Una experiencia poética personal e histórica
No seremos discípulos del maestro que acaba de morir, pespunteando signos impúdicos en esta hora triste. Más allá de los gestos y los énfasis conductuales, el hecho escueto y válido es que José Ángel Valente ha dejado una quincena larga de libros de poesía, varios libros de crítica y algunas traducciones, además de otros textos dispersos. Obra considerable es lo primero que hay que decir, tanto en su primera etapa (hasta El inocente, 1970) como en su segunda (hasta el final).Recorrió esa primera etapa en compañía de otros poetas con los que formó grupo: Carlos Barral, José Manuel Caballero Bonald, Jaime Gil de Biedma y Ángel González. Convergieron todos en la necesidad de que la experiencia poética personal fuera también histórica. Un libro marca la culminación de esta fase y, a mi juicio, su cenit como poeta: El inocente, libro civil, visionario, mítico y profético, en el que fulge en todo su esplendor esa inconfundible palabra poética suya, hecha de concisión, de concentración, de plenitud de sentido, dentro de una sintaxis dueña del laconismo y la elipsis, pero también de las sabias amplificaciones.

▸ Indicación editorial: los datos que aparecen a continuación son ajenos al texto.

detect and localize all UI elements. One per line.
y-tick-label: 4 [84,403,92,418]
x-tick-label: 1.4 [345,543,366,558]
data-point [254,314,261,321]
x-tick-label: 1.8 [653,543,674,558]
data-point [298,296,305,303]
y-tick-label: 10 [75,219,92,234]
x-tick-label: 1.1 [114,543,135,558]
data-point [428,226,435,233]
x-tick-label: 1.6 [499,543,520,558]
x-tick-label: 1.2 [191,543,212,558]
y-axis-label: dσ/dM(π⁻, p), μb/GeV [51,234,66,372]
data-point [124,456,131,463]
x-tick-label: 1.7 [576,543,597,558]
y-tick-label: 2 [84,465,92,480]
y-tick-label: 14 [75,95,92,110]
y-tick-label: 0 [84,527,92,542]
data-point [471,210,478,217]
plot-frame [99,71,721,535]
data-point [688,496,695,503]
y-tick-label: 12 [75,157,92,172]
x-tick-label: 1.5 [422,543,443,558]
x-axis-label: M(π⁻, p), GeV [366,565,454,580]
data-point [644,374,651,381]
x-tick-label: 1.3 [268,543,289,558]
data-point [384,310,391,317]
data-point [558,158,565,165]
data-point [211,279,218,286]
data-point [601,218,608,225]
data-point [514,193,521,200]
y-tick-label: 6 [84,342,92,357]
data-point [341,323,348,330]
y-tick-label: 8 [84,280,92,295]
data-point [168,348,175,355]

Hasta aquí, su evolución poética respondió a la misma dialéctica que había inspirado a sus compañeros de grupo. Después, Valente desarrolló una poética más personal que hundía en parte sus raíces en la obra anterior, centrada en la metafísica de la palabra creadora, concebida ésta como vehículo del conocimiento, portadora de lo inefable, mensajera de los más oscuros estratos de la conciencia, generación del decir más poderoso, no importa si residual o fragmentario. Valente emparentaba así con las tradiciones herméticas de Occidente, desde la mística y la cábala hasta la gran poesía simbolista, sin olvidar la filosofía de María Zambrano, de la que en algún momento se reconoció discípulo. Esta etapa ha durado casi treinta años y ha alumbrado una abundante producción. Existe cierto consenso crítico en que su punto más alto lo marca El fulgor (1984).
No es fácil el juicio sobre esta zona de la poesía valentiana dadas las militantes adhesiones que ha suscitado la llamada "poética del silencio", que ha concitado la atención de numerosos poetas y estudiosos. Pero el hecho es que la indudable belleza y densidad de la palabra de Valente no logra siempre despejar del todo la sospecha de si no se nutre de una pirotécnica logomaquia, que hace pasar por profundo lo que es sólo mera retórica. A mi juicio, el texto más estremecedor de este periodo es la bellísima elegía en prosa Paisaje con pájaros amarillos, dedicada a su hijo muerto.
Ha sido Valente, además, un crítico riguroso (Las palabras de la tribu me parece su título central) que ha ejercido con solidez y fundamento este difícil oficio, aun cuando algunos de sus planteamientos -así las relaciones entre lenguaje y mística, y lenguaje y poesía- se puedan antojar problemáticos.